Martha enjoys London itself, and the excursion had whet her appetite for travel. When invited to go on holiday in Spain with her daughter Lily Haddon (Stephanie Bidmead) and family, Martha buys her first passport and proudly shows it off to anyone who showed the slightest interest. It was during a singsong at a party in the Rovers, thrown by Frank Barlow, to celebrate his selling his shop that Martha becomes ill and retreats to her usual chair, in the empty snug. Unnoticed by anyone else, Martha has a sudden heart attack, which kills her almost instantly. She is eventually spotted by Myra Booth (Susan Jameson), who thinks that she has fallen asleep. When Jack Walker fails to revive her, he alerts Annie, and Len Fairclough (Peter Adamson). While Jack calls for a doctor, the revellers stop singing and look towards the snug, one by one. Ena, on the pub's piano, is the last to notice. Failing to find a pulse, Len declares Martha dead.

Martha is laid out in the vestry bedroom prior to being buried in the family plot with her husband, Percy. Her insurance policies only comes to £22, 4s and 9d; not enough for a funeral, so Lily and her husband Wilf (Henry Livings) have to pay the rest. Helping Lily clear out the house, Ena and Minnie happen upon the record Martha and an unnamed man had made, in Blackpool, in 1934. Although unable to identify the man in the recording, they realise that Martha had an affair with him, and are pleased to know that their friend had once had some fun in her life before returning to her violent husband.

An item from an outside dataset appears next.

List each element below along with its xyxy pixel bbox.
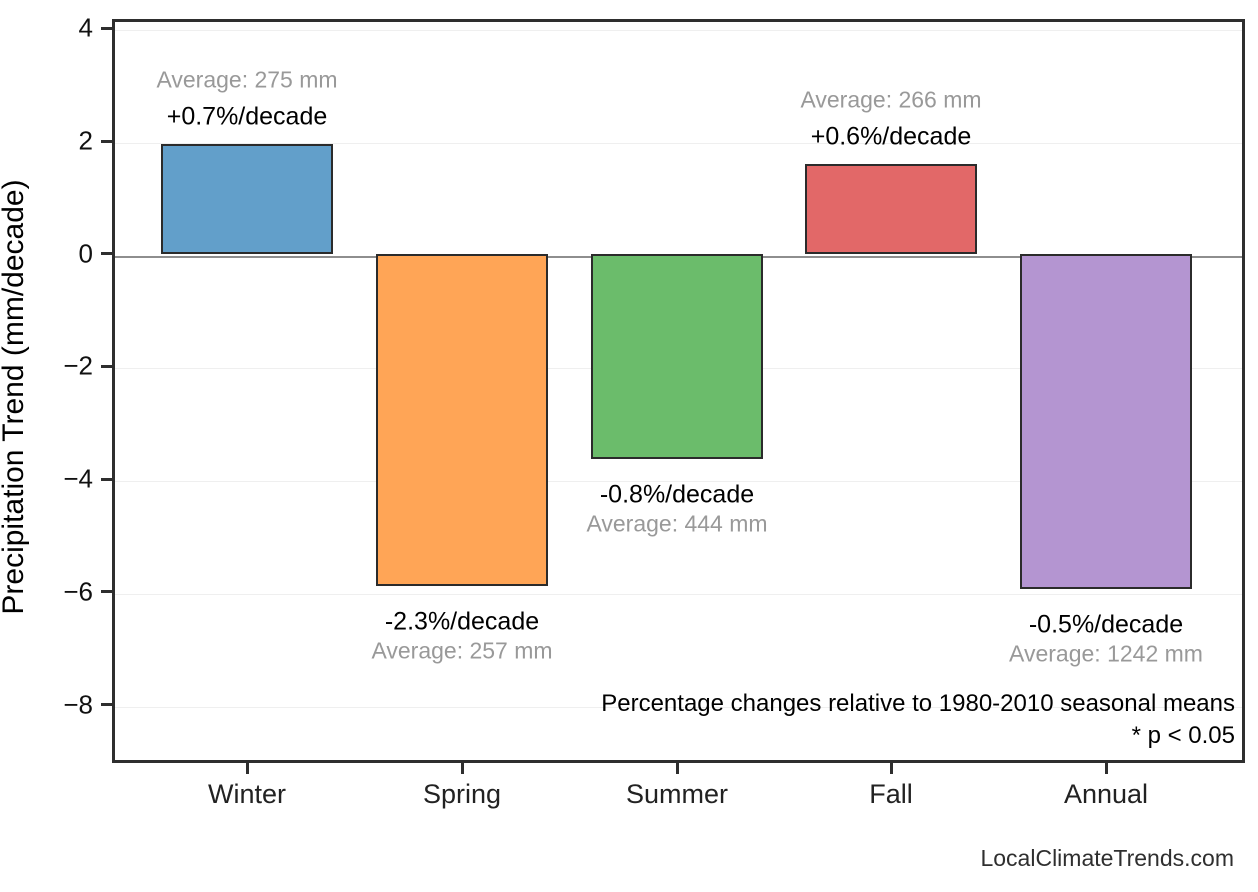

The 1964 episode of her death, was not the last time Martha Longhurst featured in a Coronation Street storyline. Over ten years after her death, Betty Turpin (Betty Driver) reports hearing a voice like Martha's in the snug. Ena also claims that she has seen Martha's ghost in the snug on several occasions. The residents later use a Ouija board to try and call Martha from beyond the grave; the storyline concludes with Martha's glasses being found in the snug, in the exact position they were, when they toppled off her face as she suffered her heart attack.

==Reception==
The killing of Martha has since been heavily criticised, with H.V. Kershaw describing it as one of the worst decisions in Coronation Street history. Kershaw: "No doubt Tim Aspinall felt that by such action he would bring the programme a great deal of publicity and in this he certainly succeeded. However I do feel - and this is only a personal opinion - that he broke the rule of conservation. By killing an established character he doubtlessly gave us a few episodes of high drama and created a talking-point in the factories and laundrettes which boosted our viewing figures for a period, but when the dust settled we were simply left with a Coronation Street without Martha Longhurst. The trio had been reduced to a rather sad duet and there is little doubt that by that one action many future stories were denied us."

Subsequent producers have lamented the loss of Martha, with Bill Podmore referring to it as "the Street's greatest mistake". After the death of actress Margot Bryant in 1988, Podmore appeared with Carol on a BBC Open Air programme where they discussed the possibility of Carol returning to the programme as Martha's twin sister, who had been living in Australia, although the idea went no further.